熊本県内での交通系IC非対応化後の見通し 熊本県内での交通系IC非対応化後の見通し ※熊本市都市建設局の資料 拡大画像表示

SuicaのFelica規格はガラパゴス?
世界で「タッチ決済」導入の波

 さらに、クレジットカードを端末にかざすだけの「タッチ決済」と、現行の交通系ICの将来性も絡んでくる。タッチ決済はすでに英ロンドンやシンガポールなど海外で広く普及しており、熊本県でも、空港方面へのシャトルバスが先行してタッチ決済に対応している。中国や台湾ではおなじみの銀聯カードで、さっと決済を済ませる人も多い。

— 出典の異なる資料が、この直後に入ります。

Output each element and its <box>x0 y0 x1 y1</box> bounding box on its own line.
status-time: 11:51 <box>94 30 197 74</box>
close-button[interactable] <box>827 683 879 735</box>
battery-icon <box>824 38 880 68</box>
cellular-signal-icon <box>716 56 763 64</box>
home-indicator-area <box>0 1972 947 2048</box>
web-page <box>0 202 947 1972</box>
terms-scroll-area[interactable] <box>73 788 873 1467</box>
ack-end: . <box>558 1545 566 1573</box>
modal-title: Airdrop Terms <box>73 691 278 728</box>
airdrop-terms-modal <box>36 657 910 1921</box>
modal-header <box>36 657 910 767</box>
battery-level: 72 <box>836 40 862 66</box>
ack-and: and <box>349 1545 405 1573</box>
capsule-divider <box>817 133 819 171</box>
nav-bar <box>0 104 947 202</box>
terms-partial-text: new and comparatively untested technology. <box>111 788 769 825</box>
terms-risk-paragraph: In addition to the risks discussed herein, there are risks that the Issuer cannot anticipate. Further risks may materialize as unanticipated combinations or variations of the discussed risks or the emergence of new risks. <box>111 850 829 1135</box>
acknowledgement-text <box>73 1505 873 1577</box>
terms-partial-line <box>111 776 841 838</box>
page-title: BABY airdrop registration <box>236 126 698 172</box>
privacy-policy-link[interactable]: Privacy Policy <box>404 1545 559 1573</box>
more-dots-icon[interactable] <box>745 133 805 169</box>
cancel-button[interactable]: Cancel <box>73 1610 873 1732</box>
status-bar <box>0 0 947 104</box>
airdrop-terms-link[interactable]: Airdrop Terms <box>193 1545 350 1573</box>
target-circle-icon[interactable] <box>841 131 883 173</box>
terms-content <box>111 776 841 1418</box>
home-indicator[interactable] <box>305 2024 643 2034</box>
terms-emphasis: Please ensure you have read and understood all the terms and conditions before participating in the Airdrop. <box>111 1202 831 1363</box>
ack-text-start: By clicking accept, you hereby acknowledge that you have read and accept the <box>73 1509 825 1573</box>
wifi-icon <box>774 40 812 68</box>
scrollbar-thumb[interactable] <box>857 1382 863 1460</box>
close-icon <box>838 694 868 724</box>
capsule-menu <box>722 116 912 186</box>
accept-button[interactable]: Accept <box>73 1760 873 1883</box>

 一方で交通系ICは、準拠する「Felica規格」(ソニーが開発)が、タッチ決済などに広く使われる「NFC規格」に海外展開で遅れを取り、もはや日本独自の規格となりつつある。かつ、世界的な半導体不足からSuica新規販売の停止が続くなど、商品の供給にも苦しんでいる。要するに、今後もユーザーの増加が見込めるタッチ決済と比べると、交通系ICの成長性はいまひとつだ。

 こうした諸事情から熊本県の鉄道・バス5社は、乗客の24%が利用する交通系ICへの対応を、打ち切らざるを得なくなってしまったのである。

 しかし、タッチ決済を行うクレジットカードは、子供や高齢者が簡単に持てるものではない。熊本県では、機器更新後の支払い方法は、くまモンのICカード、タッチ決済に加えて、QRコード支払い(「my route」などアプリの活用)も想定しているという。